Follow-up brain imaging is usually performed within 24 h, or before in cases of neurological worsening, to detect HT, guide antithrombotic treatment regimen, even peri-procedural, and evaluate final infarct volume [5].
In the last years, the possibility of detecting peri-interventional intracranial hemorrhagic complications directly in the angiographic suite, using cone-beam computed tomography (CB-CT) scan, has gained increased attention [6]. However, most of the studies using CB-CT immediately after EVT have applied only a qualitative visual assessment [7, 8] to detect HT resulting in a variable predictive performance. The diagnostic challenge remains to differentiate abnormal post-EVT contrast staining (mimicking subarachnoid, intraventricular, or intracerebral hemorrhage) from actual intracranial hematomas [6,7,8,9,10]. Thus, the early detection of hemorrhagic outcomes using CB-CT immediately after EVT could improve the clinical care management of AIS patients. To date, there is only one study using an objective approach based on maximum-Hounsfield Unit (HU) measurements on CB-CT hyperdense lesions to predict 24-h HT [10]. This study showed promising results with an area under the curve (AUC), sensitivity, and specificity of 0.805, 96%, and 84%, respectively [10].
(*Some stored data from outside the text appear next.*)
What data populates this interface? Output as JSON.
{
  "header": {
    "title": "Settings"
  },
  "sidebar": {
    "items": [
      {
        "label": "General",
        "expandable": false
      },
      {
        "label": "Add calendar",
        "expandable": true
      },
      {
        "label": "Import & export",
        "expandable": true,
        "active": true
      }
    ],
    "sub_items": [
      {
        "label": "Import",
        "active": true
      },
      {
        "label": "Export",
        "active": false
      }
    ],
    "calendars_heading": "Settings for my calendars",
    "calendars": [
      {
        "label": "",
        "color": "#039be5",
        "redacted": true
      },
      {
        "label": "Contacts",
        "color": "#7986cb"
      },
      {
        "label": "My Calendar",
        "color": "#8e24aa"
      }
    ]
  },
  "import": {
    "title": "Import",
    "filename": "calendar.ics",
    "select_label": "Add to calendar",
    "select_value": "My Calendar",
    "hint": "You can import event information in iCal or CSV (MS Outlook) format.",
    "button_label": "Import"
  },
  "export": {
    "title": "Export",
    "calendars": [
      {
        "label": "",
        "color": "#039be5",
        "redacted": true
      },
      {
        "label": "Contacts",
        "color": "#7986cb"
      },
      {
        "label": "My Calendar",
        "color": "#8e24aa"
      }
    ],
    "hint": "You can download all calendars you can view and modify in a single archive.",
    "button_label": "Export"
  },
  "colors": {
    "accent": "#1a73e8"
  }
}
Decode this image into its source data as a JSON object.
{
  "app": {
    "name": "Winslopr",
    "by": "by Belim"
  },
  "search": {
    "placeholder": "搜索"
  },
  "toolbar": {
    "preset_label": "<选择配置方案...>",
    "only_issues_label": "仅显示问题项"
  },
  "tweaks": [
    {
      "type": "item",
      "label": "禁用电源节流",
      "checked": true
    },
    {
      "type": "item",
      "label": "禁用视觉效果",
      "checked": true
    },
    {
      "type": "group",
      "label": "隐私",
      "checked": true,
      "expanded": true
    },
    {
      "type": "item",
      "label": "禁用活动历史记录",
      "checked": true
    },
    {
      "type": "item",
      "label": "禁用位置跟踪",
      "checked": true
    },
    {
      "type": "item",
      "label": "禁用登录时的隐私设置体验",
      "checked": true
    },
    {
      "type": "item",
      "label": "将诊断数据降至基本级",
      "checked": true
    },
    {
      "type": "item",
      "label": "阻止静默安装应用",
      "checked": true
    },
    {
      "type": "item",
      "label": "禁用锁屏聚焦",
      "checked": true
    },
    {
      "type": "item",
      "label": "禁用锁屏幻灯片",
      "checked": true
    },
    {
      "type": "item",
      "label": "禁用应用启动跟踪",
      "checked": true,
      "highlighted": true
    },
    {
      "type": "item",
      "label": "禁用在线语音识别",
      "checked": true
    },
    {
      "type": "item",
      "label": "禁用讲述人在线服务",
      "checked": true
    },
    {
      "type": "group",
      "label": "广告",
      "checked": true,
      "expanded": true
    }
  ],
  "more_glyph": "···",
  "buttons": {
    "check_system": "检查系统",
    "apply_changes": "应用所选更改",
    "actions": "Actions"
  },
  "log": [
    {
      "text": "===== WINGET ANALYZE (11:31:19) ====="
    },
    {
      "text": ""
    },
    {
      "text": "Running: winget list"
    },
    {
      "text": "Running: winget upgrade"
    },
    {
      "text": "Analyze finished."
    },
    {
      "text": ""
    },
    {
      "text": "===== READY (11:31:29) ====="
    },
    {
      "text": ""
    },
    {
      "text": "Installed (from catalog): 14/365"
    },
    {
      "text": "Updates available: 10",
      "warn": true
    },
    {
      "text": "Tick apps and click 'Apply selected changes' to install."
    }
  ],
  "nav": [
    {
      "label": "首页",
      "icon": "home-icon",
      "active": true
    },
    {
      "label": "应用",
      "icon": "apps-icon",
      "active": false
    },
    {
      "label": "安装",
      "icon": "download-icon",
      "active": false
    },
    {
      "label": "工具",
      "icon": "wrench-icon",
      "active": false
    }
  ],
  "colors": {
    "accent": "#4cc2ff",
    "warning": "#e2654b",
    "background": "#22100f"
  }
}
Machine learning (ML) application has been shown to improve the diagnostic accuracy of imaging in many fields, including AIS [11,12,13]. We hypothesize that the automated extraction of quantitative data from predefined regions of CB-CT immediately after EVT could help predict the 24-h HT risk in AIS patients and may implement visual neuroimaging assessment in the acute setting of AIS.
Materials and methods
Patient population
Between 15 January and 30 April 2022, all consecutive patients admitted at our Comprehensive Tertiary Stroke Center (“Tor Vergata” University Hospital of Rome, Italy), with a diagnosis of anterior circulation AIS due to large vessel occlusion (LVO) confirmed at brain non-contrast-computed tomography (NCCT) and CT-angiography undergoing EVT, immediate post-procedural CB-CT and 24-h post-treatment NCCT, were prospectively enrolled in this study and retrospectively reviewed.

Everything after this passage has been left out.